Women's Hockey

Three takeaways from BU women’s hockey’s 5-1 win over Providence

Photo by Cristina Romano.

BOSTON —  In the first game of a critical weekend against Providence, the Boston University women’s hockey team defeated the Friars, 5-1, on Friday afternoon at Agganis Arena to improve to 7-3-0, continuing its best start to a season in a decade with a sixth consecutive win.

Here are three takeaways from the victory:

Providence made a few early mistakes, and the Terriers took advantage

The Friars, picked to finish a spot ahead of the Terriers in the middle of the Hockey East preseason poll, made multiple critical errors in the first period. Providence cracked the door open, and BU proceeded to kick it down.

In the final half-minute of a BU penalty kill early in the first period, PC senior goalie Hope Walinski misjudged a clearance, electing to stay in her crease instead of retrieving the loose puck in her own zone. BU forward Alex Law caught up to it from the other end of the ice and squared it perfectly for fellow sophomore Neely Nicholson, who easily buried the short-handed opening goal at 3:27.

Around five minutes later, star freshman Lola Reid was the first to a loose puck behind Walinski’s goal, and her back-handed, no-look pass perfectly met the stride of senior Ani Fitzgerald in the left circle. Fitzgerald’s slapshot was saved by Walinski, but the ensuing rebound fell right to junior Riley Walsh for an open-goal tap-in.

The Terriers (7-3-0, 5-1-0 Hockey East) didn’t dominate against a legitimate opponent. PC outshot BU, 34-29, and both teams made their fair share of errors in the defensive zone. When the Terriers’ made theirs, senior goaltender Callie Shanahan (33 saves, .960 save percentage entering the game) bailed them out. 

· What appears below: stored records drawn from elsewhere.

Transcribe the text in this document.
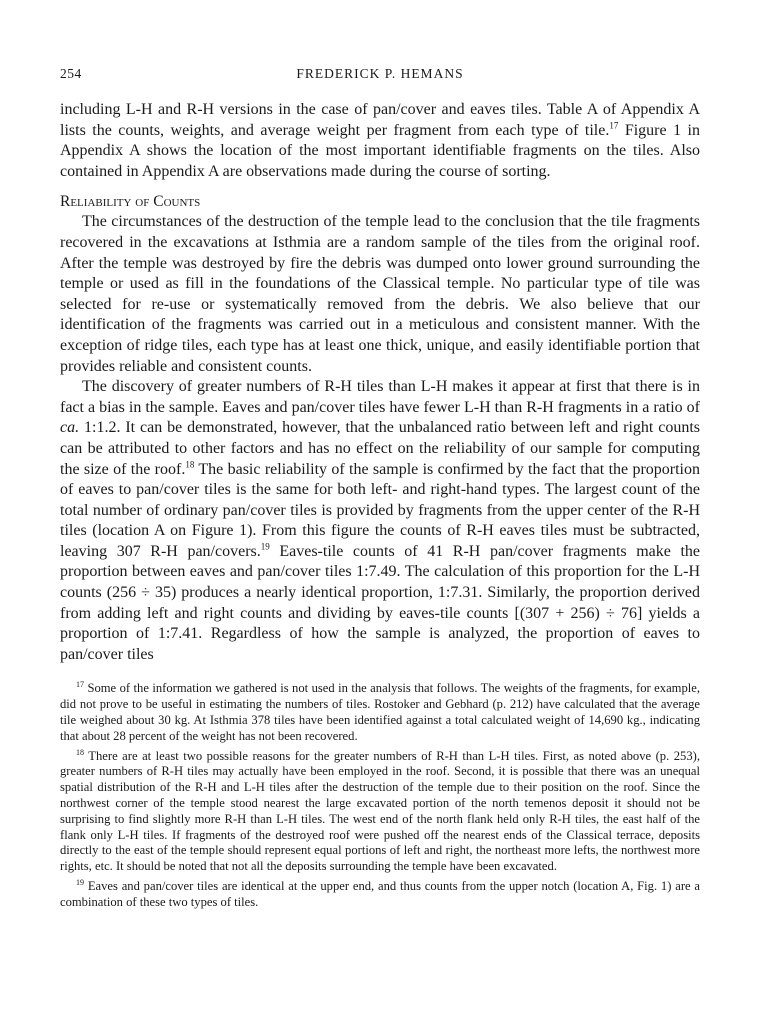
254	FREDERICK P. HEMANS

including L-H and R-H versions in the case of pan/cover and eaves tiles. Table A of Appendix A lists the counts, weights, and average weight per fragment from each type of tile.$^{17}$ Figure 1 in Appendix A shows the location of the most important identifiable fragments on the tiles. Also contained in Appendix A are observations made during the course of sorting.

Reliability of Counts

The circumstances of the destruction of the temple lead to the conclusion that the tile fragments recovered in the excavations at Isthmia are a random sample of the tiles from the original roof. After the temple was destroyed by fire the debris was dumped onto lower ground surrounding the temple or used as fill in the foundations of the Classical temple. No particular type of tile was selected for re-use or systematically removed from the debris. We also believe that our identification of the fragments was carried out in a meticulous and consistent manner. With the exception of ridge tiles, each type has at least one thick, unique, and easily identifiable portion that provides reliable and consistent counts.

The discovery of greater numbers of R-H tiles than L-H makes it appear at first that there is in fact a bias in the sample. Eaves and pan/cover tiles have fewer L-H than R-H fragments in a ratio of ca. 1:1.2. It can be demonstrated, however, that the unbalanced ratio between left and right counts can be attributed to other factors and has no effect on the reliability of our sample for computing the size of the roof.$^{18}$ The basic reliability of the sample is confirmed by the fact that the proportion of eaves to pan/cover tiles is the same for both left- and right-hand types. The largest count of the total number of ordinary pan/cover tiles is provided by fragments from the upper center of the R-H tiles (location A on Figure 1). From this figure the counts of R-H eaves tiles must be subtracted, leaving 307 R-H pan/covers.$^{19}$ Eaves-tile counts of 41 R-H pan/cover fragments make the proportion between eaves and pan/cover tiles 1:7.49. The calculation of this proportion for the L-H counts (256 ÷ 35) produces a nearly identical proportion, 1:7.31. Similarly, the proportion derived from adding left and right counts and dividing by eaves-tile counts [(307 + 256) ÷ 76] yields a proportion of 1:7.41. Regardless of how the sample is analyzed, the proportion of eaves to pan/cover tiles

$^{17}$ Some of the information we gathered is not used in the analysis that follows. The weights of the fragments, for example, did not prove to be useful in estimating the numbers of tiles. Rostoker and Gebhard (p. 212) have calculated that the average tile weighed about 30 kg. At Isthmia 378 tiles have been identified against a total calculated weight of 14,690 kg., indicating that about 28 percent of the weight has not been recovered.

$^{18}$ There are at least two possible reasons for the greater numbers of R-H than L-H tiles. First, as noted above (p. 253), greater numbers of R-H tiles may actually have been employed in the roof. Second, it is possible that there was an unequal spatial distribution of the R-H and L-H tiles after the destruction of the temple due to their position on the roof. Since the northwest corner of the temple stood nearest the large excavated portion of the north temenos deposit it should not be surprising to find slightly more R-H than L-H tiles. The west end of the north flank held only R-H tiles, the east half of the flank only L-H tiles. If fragments of the destroyed roof were pushed off the nearest ends of the Classical terrace, deposits directly to the east of the temple should represent equal portions of left and right, the northeast more lefts, the northwest more rights, etc. It should be noted that not all the deposits surrounding the temple have been excavated.

$^{19}$ Eaves and pan/cover tiles are identical at the upper end, and thus counts from the upper notch (location A, Fig. 1) are a combination of these two types of tiles.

But when the Friars (5-4-0, 2-3-0 HE) took a wrong step, BU — the surprise conference-leader after 10 games — made it pay.

Head coach Tara Watchorn was notably displeased at her team’s overall performance in postgame availability, but the Terriers still won — and were never in much danger of losing.

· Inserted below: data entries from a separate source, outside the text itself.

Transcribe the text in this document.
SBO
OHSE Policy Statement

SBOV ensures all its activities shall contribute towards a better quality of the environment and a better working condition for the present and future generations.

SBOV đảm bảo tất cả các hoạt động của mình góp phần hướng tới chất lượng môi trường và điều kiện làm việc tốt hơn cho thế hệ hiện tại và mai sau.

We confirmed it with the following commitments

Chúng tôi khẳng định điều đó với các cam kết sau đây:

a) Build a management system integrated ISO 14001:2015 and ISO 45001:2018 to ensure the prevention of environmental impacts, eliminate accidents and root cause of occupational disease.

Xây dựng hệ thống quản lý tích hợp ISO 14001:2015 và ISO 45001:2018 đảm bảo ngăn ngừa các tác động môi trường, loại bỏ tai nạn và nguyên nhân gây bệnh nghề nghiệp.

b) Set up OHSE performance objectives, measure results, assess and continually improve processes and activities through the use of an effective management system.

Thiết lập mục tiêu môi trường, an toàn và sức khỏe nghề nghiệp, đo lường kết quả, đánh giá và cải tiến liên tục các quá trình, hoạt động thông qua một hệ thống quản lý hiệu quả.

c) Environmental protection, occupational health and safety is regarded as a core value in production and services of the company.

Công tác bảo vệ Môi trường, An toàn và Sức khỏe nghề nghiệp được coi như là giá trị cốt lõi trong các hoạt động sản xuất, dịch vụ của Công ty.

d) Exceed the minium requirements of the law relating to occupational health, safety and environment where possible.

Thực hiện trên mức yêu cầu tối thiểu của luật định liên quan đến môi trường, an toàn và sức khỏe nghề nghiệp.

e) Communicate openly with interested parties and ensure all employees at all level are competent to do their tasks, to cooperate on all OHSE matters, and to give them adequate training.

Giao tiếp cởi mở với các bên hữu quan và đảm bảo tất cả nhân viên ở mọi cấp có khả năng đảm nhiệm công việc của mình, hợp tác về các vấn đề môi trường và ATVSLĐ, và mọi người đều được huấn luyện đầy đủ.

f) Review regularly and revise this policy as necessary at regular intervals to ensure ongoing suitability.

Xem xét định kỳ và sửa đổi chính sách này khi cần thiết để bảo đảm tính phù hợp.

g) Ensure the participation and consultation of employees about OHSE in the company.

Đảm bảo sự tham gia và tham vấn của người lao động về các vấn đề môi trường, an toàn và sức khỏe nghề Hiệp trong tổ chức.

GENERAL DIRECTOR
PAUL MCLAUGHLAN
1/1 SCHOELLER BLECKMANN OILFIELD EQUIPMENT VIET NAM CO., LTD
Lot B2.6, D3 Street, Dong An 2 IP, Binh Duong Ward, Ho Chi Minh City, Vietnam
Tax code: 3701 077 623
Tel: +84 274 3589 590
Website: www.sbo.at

And to find a way despite playing below standard? That’s what good teams do.

“It’s huge,” sophomore Clara Yuhn said of her team’s resourcefulness. “I think that’s what we lacked a lot last year. We’re having success this year because we’re able to bear down in the moments we need to.”

The mercurial Alex Law finally broke through (sort of)

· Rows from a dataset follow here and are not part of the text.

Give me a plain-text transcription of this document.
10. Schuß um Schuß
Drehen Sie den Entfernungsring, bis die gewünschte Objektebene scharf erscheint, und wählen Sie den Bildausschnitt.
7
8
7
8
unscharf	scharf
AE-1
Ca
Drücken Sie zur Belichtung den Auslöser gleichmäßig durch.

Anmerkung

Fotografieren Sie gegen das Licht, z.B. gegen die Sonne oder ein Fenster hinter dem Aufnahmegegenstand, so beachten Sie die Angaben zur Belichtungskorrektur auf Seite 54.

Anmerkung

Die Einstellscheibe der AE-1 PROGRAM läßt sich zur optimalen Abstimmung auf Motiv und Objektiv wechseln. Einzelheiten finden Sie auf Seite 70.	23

There isn’t a player in Scarlet and White more exciting to watch than Law — and that includes conference player of the month Reid. The sophomore is the fastest skater on almost every sheet of ice she steps on and is easily BU’s most confident and capable puck carrier.

She’s been all flash, no substance so far this season, dazzling with her ability to transition BU into the offensive zone all by herself, only for the final product to elude her. 

Law recorded her second point of the season on the assist for Nicholson’s opener. Her speed in pursuit of the penalty-kill clearance clearly caught Walinski off guard.

“With her speed,” Watchorn said, “she can create transition, she can be first on loose pucks and she’s able to skate 200 feet.”

Playing on the fourth line with Nicholson and freshman Kaileigh Quigg, Law did what she normally does, making plays the opponent doesn’t know how to deal with. Only this time, it led directly to a BU goal.

She’s yet to score herself this season. But one of the Terries’ most progressive forwards is starting to see the fruits of her labor.

Clara Yuhn is starting to get back on track

The junior forward entered the season as BU’s leading point-scoring returner, but she scored just one non-empty net goal over the first seven games and was dropped to the fourth line two weekends ago against Maine.

Last weekend, Watchorn moved her back to the second line, and she responded with a top-shelf slapshot goal in the first game at Syracuse. She remained there on Friday, joined by senior Christina Vote and junior Sydney Healey.

Interlocked with a Providence defender in the slot during the second period, graduate Julia Shauhnessy sent in a wrister from the point. Yuhn got her stick to the puck, and the deflection left Walinski hopeless at 13:42. 

“I know that Julia is probably going to shoot it from the blue line,” Yuhn said. “So just battling in front of the net, stuff we work in practice all the time.”

It was a true goal scorer’s goal for a player BU needs them from.

After the puck hit the back of the net, she turned to Shauhnessy, raised both arms and let out an enormous roar. 

Yuhn’s not had the start anyone expected, but the goals are starting to come.